Antibody–drug conjugates

Antibodies (yellow and blue) can be engineered to carry a cytotoxic drug and deposit it in the target cell. © iStockphoto.com/Eraxion.

Ideally, targeted therapies attack diseased cells while leaving healthy ones alone. It’s a strategy that could result in more effective treatments for cancer (or other diseases) with fewer toxic side effects than traditional chemotherapies. A burgeoning class of targeted therapies, called antibody–drug conjugates (ADC), deliver dual therapies in a single, cancer cell-killing package.

An ADC contains two parts: a monoclonal antibody and a small amount of a highly potent cytotoxic drug, linked to the antibody. Like a key sliding into a lock, the ADC’s antibody binds with a particular receptor on the target cell’s surface. Then the linkage breaks, and the ADC releases a lethal toxin into the cell.
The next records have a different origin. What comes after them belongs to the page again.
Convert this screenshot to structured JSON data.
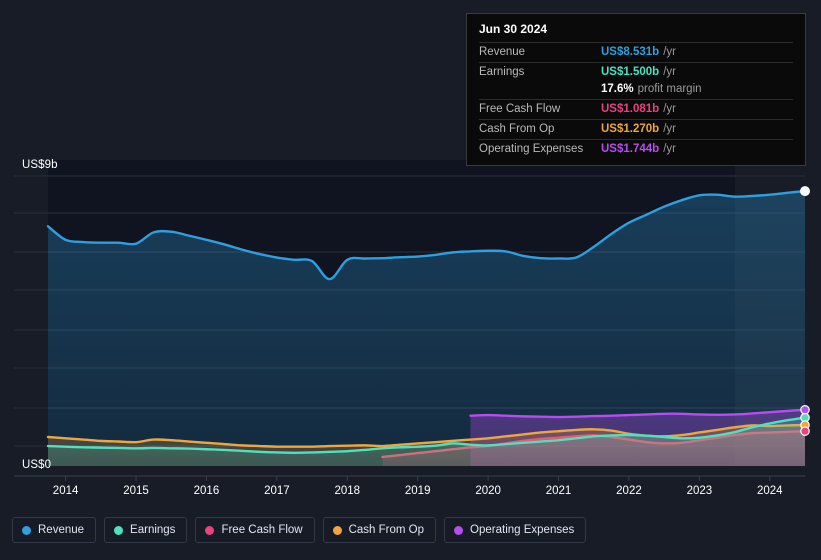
{
  "theme": {
    "background": "#171c27",
    "plot_background": "#0f1420",
    "gridline": "#2b303c",
    "axis_text": "#ffffff"
  },
  "axes": {
    "y_top_label": "US$9b",
    "y_bottom_label": "US$0",
    "x_ticks": [
      "2014",
      "2015",
      "2016",
      "2017",
      "2018",
      "2019",
      "2020",
      "2021",
      "2022",
      "2023",
      "2024"
    ]
  },
  "tooltip": {
    "date": "Jun 30 2024",
    "rows": [
      {
        "name": "Revenue",
        "value": "US$8.531b",
        "unit": "/yr",
        "color": "#2e9fe0"
      },
      {
        "name": "Earnings",
        "value": "US$1.500b",
        "unit": "/yr",
        "color": "#4fe0c0"
      },
      {
        "name": "",
        "value": "17.6%",
        "unit": "profit margin",
        "color": "#ffffff"
      },
      {
        "name": "Free Cash Flow",
        "value": "US$1.081b",
        "unit": "/yr",
        "color": "#e8437f"
      },
      {
        "name": "Cash From Op",
        "value": "US$1.270b",
        "unit": "/yr",
        "color": "#efa63c"
      },
      {
        "name": "Operating Expenses",
        "value": "US$1.744b",
        "unit": "/yr",
        "color": "#b74cf0"
      }
    ]
  },
  "legend": {
    "items": [
      {
        "label": "Revenue",
        "color": "#2e9fe0"
      },
      {
        "label": "Earnings",
        "color": "#4fe0c0"
      },
      {
        "label": "Free Cash Flow",
        "color": "#e8437f"
      },
      {
        "label": "Cash From Op",
        "color": "#efa63c"
      },
      {
        "label": "Operating Expenses",
        "color": "#b74cf0"
      }
    ]
  },
  "chart_data": {
    "type": "area",
    "title": "",
    "xlabel": "",
    "ylabel": "US$",
    "ylim": [
      0,
      9
    ],
    "xlim": [
      "2013-09",
      "2024-06"
    ],
    "grid": true,
    "legend_position": "bottom",
    "y_unit": "US$ billions per year",
    "x": [
      "2013.75",
      "2014.0",
      "2014.25",
      "2014.5",
      "2014.75",
      "2015.0",
      "2015.25",
      "2015.5",
      "2015.75",
      "2016.0",
      "2016.25",
      "2016.5",
      "2016.75",
      "2017.0",
      "2017.25",
      "2017.5",
      "2017.75",
      "2018.0",
      "2018.25",
      "2018.5",
      "2018.75",
      "2019.0",
      "2019.25",
      "2019.5",
      "2019.75",
      "2020.0",
      "2020.25",
      "2020.5",
      "2020.75",
      "2021.0",
      "2021.25",
      "2021.5",
      "2021.75",
      "2022.0",
      "2022.25",
      "2022.5",
      "2022.75",
      "2023.0",
      "2023.25",
      "2023.5",
      "2023.75",
      "2024.0",
      "2024.25",
      "2024.5"
    ],
    "series": [
      {
        "name": "Revenue",
        "color": "#2e9fe0",
        "values": [
          7.44,
          7.02,
          6.95,
          6.93,
          6.93,
          6.9,
          7.25,
          7.27,
          7.15,
          7.02,
          6.88,
          6.72,
          6.58,
          6.47,
          6.4,
          6.36,
          5.8,
          6.4,
          6.44,
          6.45,
          6.48,
          6.5,
          6.55,
          6.63,
          6.66,
          6.68,
          6.66,
          6.52,
          6.45,
          6.44,
          6.47,
          6.8,
          7.2,
          7.55,
          7.8,
          8.05,
          8.25,
          8.4,
          8.42,
          8.36,
          8.38,
          8.42,
          8.48,
          8.531
        ]
      },
      {
        "name": "Earnings",
        "color": "#4fe0c0",
        "values": [
          0.62,
          0.6,
          0.58,
          0.57,
          0.56,
          0.55,
          0.56,
          0.55,
          0.54,
          0.52,
          0.5,
          0.47,
          0.44,
          0.42,
          0.41,
          0.42,
          0.44,
          0.46,
          0.5,
          0.55,
          0.58,
          0.6,
          0.63,
          0.7,
          0.66,
          0.64,
          0.68,
          0.72,
          0.76,
          0.8,
          0.86,
          0.92,
          0.95,
          0.96,
          0.94,
          0.9,
          0.86,
          0.88,
          0.95,
          1.05,
          1.2,
          1.32,
          1.42,
          1.5
        ]
      },
      {
        "name": "Free Cash Flow",
        "color": "#e8437f",
        "values": [
          null,
          null,
          null,
          null,
          null,
          null,
          null,
          null,
          null,
          null,
          null,
          null,
          null,
          null,
          null,
          null,
          null,
          null,
          null,
          0.28,
          0.34,
          0.4,
          0.46,
          0.52,
          0.58,
          0.62,
          0.7,
          0.78,
          0.84,
          0.88,
          0.92,
          0.95,
          0.9,
          0.82,
          0.74,
          0.7,
          0.72,
          0.8,
          0.88,
          0.96,
          1.02,
          1.04,
          1.06,
          1.081
        ]
      },
      {
        "name": "Cash From Op",
        "color": "#efa63c",
        "values": [
          0.9,
          0.86,
          0.82,
          0.78,
          0.76,
          0.74,
          0.82,
          0.8,
          0.76,
          0.72,
          0.68,
          0.64,
          0.62,
          0.6,
          0.6,
          0.6,
          0.62,
          0.63,
          0.64,
          0.62,
          0.66,
          0.7,
          0.74,
          0.78,
          0.82,
          0.86,
          0.92,
          0.98,
          1.04,
          1.08,
          1.12,
          1.14,
          1.1,
          1.0,
          0.94,
          0.92,
          0.96,
          1.04,
          1.12,
          1.2,
          1.26,
          1.24,
          1.26,
          1.27
        ]
      },
      {
        "name": "Operating Expenses",
        "color": "#b74cf0",
        "values": [
          null,
          null,
          null,
          null,
          null,
          null,
          null,
          null,
          null,
          null,
          null,
          null,
          null,
          null,
          null,
          null,
          null,
          null,
          null,
          null,
          null,
          null,
          null,
          null,
          1.56,
          1.58,
          1.56,
          1.54,
          1.53,
          1.52,
          1.53,
          1.55,
          1.56,
          1.58,
          1.6,
          1.62,
          1.62,
          1.6,
          1.59,
          1.6,
          1.63,
          1.67,
          1.71,
          1.744
        ]
      }
    ],
    "end_markers": [
      {
        "series": "Revenue",
        "value": 8.531,
        "color": "#ffffff"
      },
      {
        "series": "Operating Expenses",
        "value": 1.744,
        "color": "#b74cf0"
      },
      {
        "series": "Earnings",
        "value": 1.5,
        "color": "#4fe0c0"
      },
      {
        "series": "Cash From Op",
        "value": 1.27,
        "color": "#efa63c"
      },
      {
        "series": "Free Cash Flow",
        "value": 1.081,
        "color": "#e8437f"
      }
    ]
  }
}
Monoclonal antibodies are laboratory-made imitators of the body’s own immune system, and researchers are looking for ways to specifically match the antibodies to those found on diseased cells. Monoclonal antibodies have already been used to treat autoimmune diseases and as cancer therapies in drugs, such as Cetuximab (brand name Erbitux), used to treat metastatic colorectal cancer and head and neck cancers, and Trastuzumab (brand name Herceptin), prescribed to treat some breast and gastric cancers. Both drugs are designed to block a diseased cell’s ability to receive certain chemical signals that tell it to grow. The second part of the ADC is the potent drug attached to the monoclonal antibody.
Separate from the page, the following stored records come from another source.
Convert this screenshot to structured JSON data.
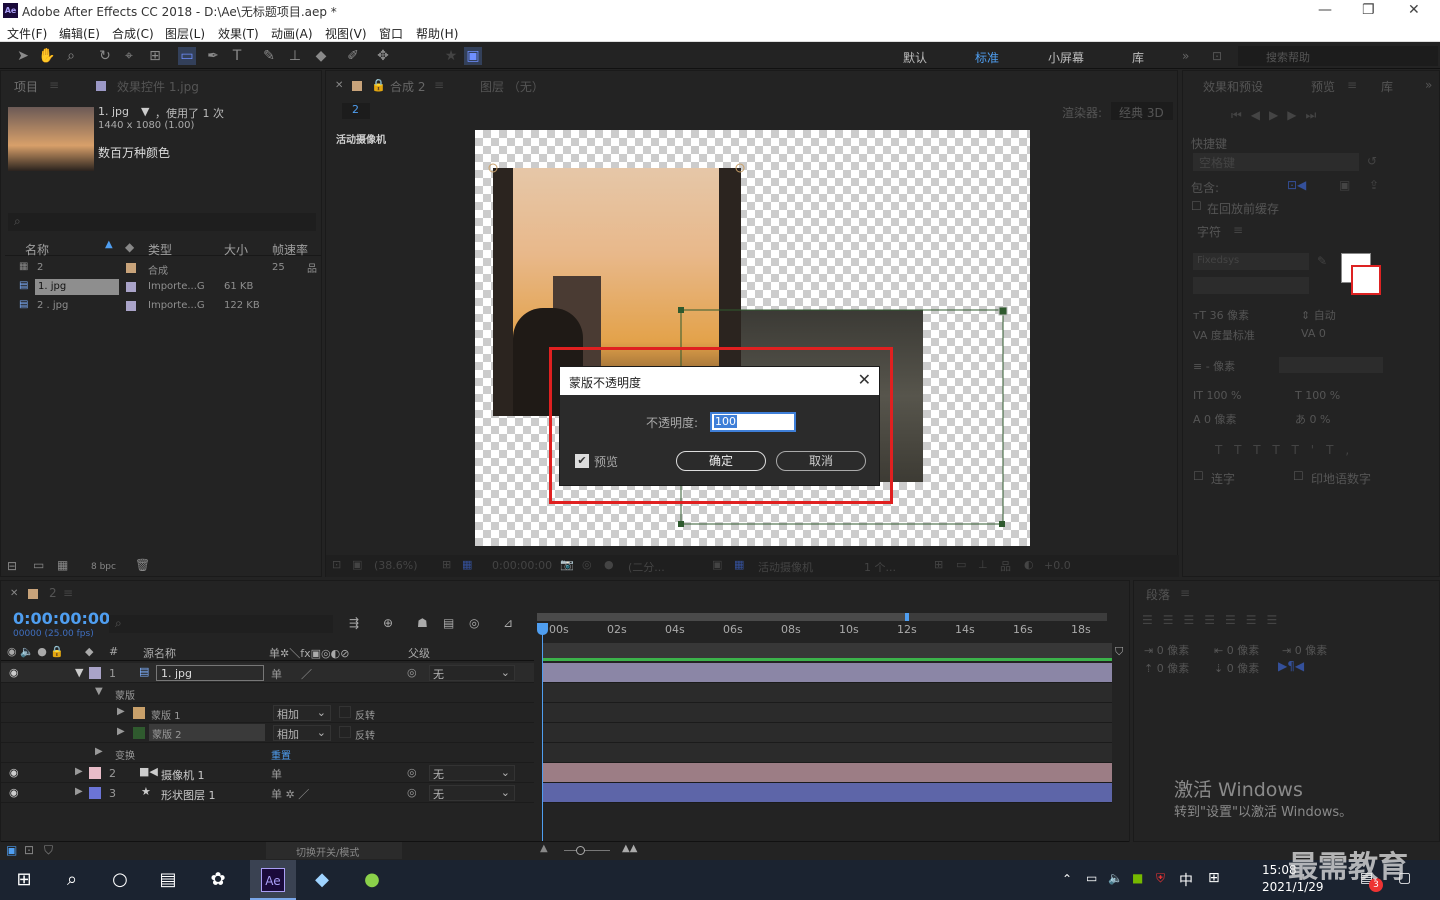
{
  "titlebar": {
    "title": "Adobe After Effects CC 2018 - D:\\Ae\\无标题项目.aep *",
    "logo": "Ae"
  },
  "menu": [
    "文件(F)",
    "编辑(E)",
    "合成(C)",
    "图层(L)",
    "效果(T)",
    "动画(A)",
    "视图(V)",
    "窗口",
    "帮助(H)"
  ],
  "workspaces": [
    "默认",
    "标准",
    "小屏幕",
    "库"
  ],
  "search_placeholder": "搜索帮助",
  "project": {
    "tab": "项目",
    "effects_tab": "效果控件 1.jpg",
    "file_name": "1. jpg",
    "usage": "，使用了 1 次",
    "dims": "1440 x 1080 (1.00)",
    "colors": "数百万种颜色",
    "columns": [
      "名称",
      "类型",
      "大小",
      "帧速率"
    ],
    "rows": [
      {
        "name": "2",
        "type": "合成",
        "size": "",
        "fps": "25"
      },
      {
        "name": "1. jpg",
        "type": "Importe...G",
        "size": "61 KB",
        "fps": ""
      },
      {
        "name": "2 . jpg",
        "type": "Importe...G",
        "size": "122 KB",
        "fps": ""
      }
    ],
    "bpc": "8 bpc"
  },
  "viewer": {
    "comp_tab": "合成 2",
    "layer_tab": "图层 （无）",
    "comp_name": "2",
    "renderer_label": "渲染器:",
    "renderer_value": "经典 3D",
    "active_camera_label": "活动摄像机",
    "footer": {
      "zoom": "(38.6%)",
      "time": "0:00:00:00",
      "res": "(二分...",
      "camera": "活动摄像机",
      "views": "1 个...",
      "exposure": "+0.0"
    }
  },
  "dialog": {
    "title": "蒙版不透明度",
    "opacity_label": "不透明度:",
    "opacity_value": "100",
    "preview_label": "预览",
    "ok": "确定",
    "cancel": "取消"
  },
  "right_panel": {
    "tabs": [
      "效果和预设",
      "预览",
      "库"
    ],
    "shortcut_label": "快捷键",
    "shortcut_value": "空格键",
    "include_label": "包含:",
    "cache_label": "在回放前缓存",
    "char_tab": "字符",
    "font": "Fixedsys",
    "font_size": "36 像素",
    "leading": "自动",
    "kerning": "度量标准",
    "tracking": "0",
    "stroke": "- 像素",
    "vscale": "100 %",
    "hscale": "100 %",
    "baseline": "0 像素",
    "tsume": "0 %",
    "ligature": "连字",
    "hindi": "印地语数字",
    "para_tab": "段落",
    "para_values": [
      "0 像素",
      "0 像素",
      "0 像素",
      "0 像素",
      "0 像素"
    ],
    "watermark_title": "激活 Windows",
    "watermark_sub": "转到\"设置\"以激活 Windows。"
  },
  "timeline": {
    "comp_tab": "2",
    "timecode": "0:00:00:00",
    "timecode_sub": "00000 (25.00 fps)",
    "col_source": "源名称",
    "col_parent": "父级",
    "ruler": [
      "00s",
      "02s",
      "04s",
      "06s",
      "08s",
      "10s",
      "12s",
      "14s",
      "16s",
      "18s"
    ],
    "layers": [
      {
        "num": "1",
        "name": "1. jpg",
        "parent": "无",
        "color": "#a9a3c8"
      },
      {
        "num": "2",
        "name": "摄像机 1",
        "parent": "无",
        "color": "#e8bcc8"
      },
      {
        "num": "3",
        "name": "形状图层 1",
        "parent": "无",
        "color": "#6b74d6"
      }
    ],
    "mask_group": "蒙版",
    "masks": [
      {
        "name": "蒙版 1",
        "mode": "相加",
        "invert": "反转",
        "color": "#c8a06a"
      },
      {
        "name": "蒙版 2",
        "mode": "相加",
        "invert": "反转",
        "color": "#2f5a2e"
      }
    ],
    "transform": "变换",
    "reset": "重置",
    "footer": "切换开关/模式"
  },
  "taskbar": {
    "time": "15:08",
    "date": "2021/1/29",
    "ime": "中",
    "badge": "3",
    "watermark": "最需教育"
  }
}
In 2011, brentuximab vedotin (brand name Adcetris) became the first Food and Drug Administration (FDA)-approved ADC and, remarkably, the first new FDA-approved therapy for Hodgkin lymphoma in more than three decades (1). (Adcetris is also the first therapy specifically approved for anaplastic large-cell lymphoma.) The phase II clinical trial was small but promising: of 102 Hodgkin lymphoma patients treated with the new drug, 32% had complete remission for 20.5 months on average, which meant all detectable traces of the tumor disappeared during that time. An additional 40% of patients had partial remission—where the tumor shrank by more than half—for 3.5 months on average (2). The antibody in Adcetris is nearly ineffective on its own, and its potent poison is far too toxic to be used on its own. Only in combination do the two parts safely give the drug its punch.
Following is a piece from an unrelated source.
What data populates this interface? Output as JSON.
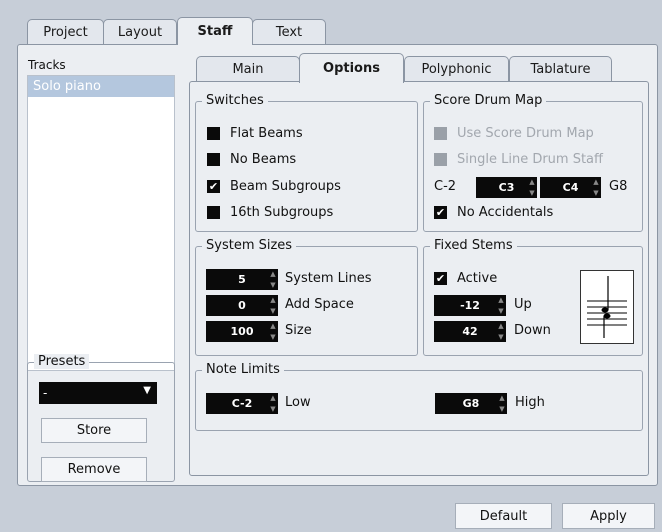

Other ADCs are coming down the pipeline. In February 2013, the FDA approved ado-trastuzumab emtansine (brand name Kadcyla) for patients with metastatic HER2-positive breast cancer. The drug uses the Herceptin antibody to deliver a chemotherapeutic drug that’s being investigated in other ADCs as well. In clinical trials, the drug provided benefits even to those patients whose disease has become resistant to Herceptin acting alone (3).

Early clinical studies suggest evidence for optimism, but many hurdles remain. Researchers face pressure both inside and outside the laboratory. Inside, researchers have to find the right combination of drugs and a stable conjugate to use as a linker, as well as antibodies that flag cancer cells while leaving healthy cells alone. Outside the laboratory, researchers must identify the subgroup of cancer patients most likely to respond favorably. History offers a warning, too: In 2000, the FDA approved an ADC called Mylotarg for patients with acute myeloid leukemia. However, in June 2010 the drug’s manufacturer, Pfizer, pulled the drug after follow-up studies showed that the drug did not extend survival and was associated with a high rate of fatal toxicity (4).